Rabu 21 Mar 2012 21:00 WIB

Hana Shalabi, Contoh Luar Biasa Perjuangan Tanpa Kekerasan

Rep: Lingga Permesti/ Red: Chairul Akhmad
 Ibu-ibu Palestina memegang poster Hana Shalabi untuk mendukung perjuangan aktivis yang ditahan Israel itu.
Foto: alternativenews.org
Ibu-ibu Palestina memegang poster Hana Shalabi untuk mendukung perjuangan aktivis yang ditahan Israel itu.

REPUBLIKA.CO.ID, YERUSALEM – Tidak lama setelah tahanan Israel, Khader Adnan, mengakhiri mogok makan selama 66 hari, Hana Shalabi juga mengikuti jejak Khader.

Hana telah mogok makan selama lebih dari 33 hari dan kini dikabarkan dalam kondisi mengkhawatirkan. Hana tumbang dan harus dilarikan ke Rumah Sakit Meir di Kfar Saba.

Seorang dokter independen dari Dokter untuk Hak Asasi Manusia Israel yang memeriksa Shalabi mengungkapkan, hidup Hana dalam resiko kematian. Sebab, Hana mengalami pelemahan otot-otot dan berat badannya turun hingga 14 kilogram.

Menurut pengacaranya, Raed Mahameed, Hana menderita tingkat detak jantung rendah, gula darah rendah, kehilangan berat badan, kelemahan pada otot, mata mulai menguning dan ginjal yang telah melemah. Hana tidak dapat tidur karena sakit. Ia juga menderita pusing dan pandangan mata yang kabur. Hana sempat memakan garam pekan lalu, namun menolak untuk memakannya lagi

Hana, seorang wanita muda normal yang juga anggota Jihad Islam, ditahan tanpa alasan jelas. Ia sebelumnya ditahan di penjara Hasharon Israel selama 30 bulan antara 2009 hingga 2011. Ia dibebaskan saat terjadi kesepakatan pertukaran tahanan Israel dengan 1.027 warga Palestina.

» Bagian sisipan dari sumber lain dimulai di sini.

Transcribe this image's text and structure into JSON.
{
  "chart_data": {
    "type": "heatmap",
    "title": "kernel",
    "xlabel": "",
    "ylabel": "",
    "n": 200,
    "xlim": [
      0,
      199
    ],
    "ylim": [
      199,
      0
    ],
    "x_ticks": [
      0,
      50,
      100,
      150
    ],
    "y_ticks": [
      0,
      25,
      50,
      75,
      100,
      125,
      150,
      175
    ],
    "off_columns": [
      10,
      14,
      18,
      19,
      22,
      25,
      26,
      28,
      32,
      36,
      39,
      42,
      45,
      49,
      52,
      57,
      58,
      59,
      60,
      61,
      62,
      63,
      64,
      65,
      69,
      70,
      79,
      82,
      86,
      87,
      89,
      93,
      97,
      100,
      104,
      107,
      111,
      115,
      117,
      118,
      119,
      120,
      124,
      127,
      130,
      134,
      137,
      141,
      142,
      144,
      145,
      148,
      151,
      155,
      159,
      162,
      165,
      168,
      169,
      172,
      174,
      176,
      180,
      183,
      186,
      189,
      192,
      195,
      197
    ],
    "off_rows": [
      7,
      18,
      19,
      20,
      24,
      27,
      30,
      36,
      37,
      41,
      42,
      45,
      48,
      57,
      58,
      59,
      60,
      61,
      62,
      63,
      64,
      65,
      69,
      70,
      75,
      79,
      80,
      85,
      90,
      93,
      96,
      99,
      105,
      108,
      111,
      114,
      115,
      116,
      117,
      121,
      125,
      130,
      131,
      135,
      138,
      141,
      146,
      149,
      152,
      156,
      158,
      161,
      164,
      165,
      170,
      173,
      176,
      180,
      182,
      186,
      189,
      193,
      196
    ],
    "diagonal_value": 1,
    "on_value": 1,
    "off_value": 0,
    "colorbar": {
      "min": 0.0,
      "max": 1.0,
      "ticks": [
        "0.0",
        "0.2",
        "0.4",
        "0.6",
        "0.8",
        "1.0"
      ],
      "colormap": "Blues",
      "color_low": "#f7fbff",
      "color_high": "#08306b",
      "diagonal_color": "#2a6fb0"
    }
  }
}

Hana telah mencoba pulih dari keterasingan selepas keluar dari penjara, namun ia kembali ditangkap dengan cara yang kasar oleh tentara Israel. Pada 16 Februari, Hana memulai mogok makan yang dilakukannya sebagai aksi protes agar Israel mengakhiri penahanan administratif, di mana orang ditangkap dan dipenjara tanpa dakwaan.

Hana juga mengalami pelecehan seksual di dalam penjara. Petugas penjara meminta Hana menanggalkan pakaiannya di depan banyak petugas. Orang tua Hana ditolak untuk mengunjungi putrinya. Hana ditempatkan di sel isolasi dan kesehatannya semakin memburuk. Orang tua Hana, Badia Shalabi, menangis melihat penderitaan sang anak. Badia juga mengaku melakukan mogok makan selama putri mereka berada di tahanan.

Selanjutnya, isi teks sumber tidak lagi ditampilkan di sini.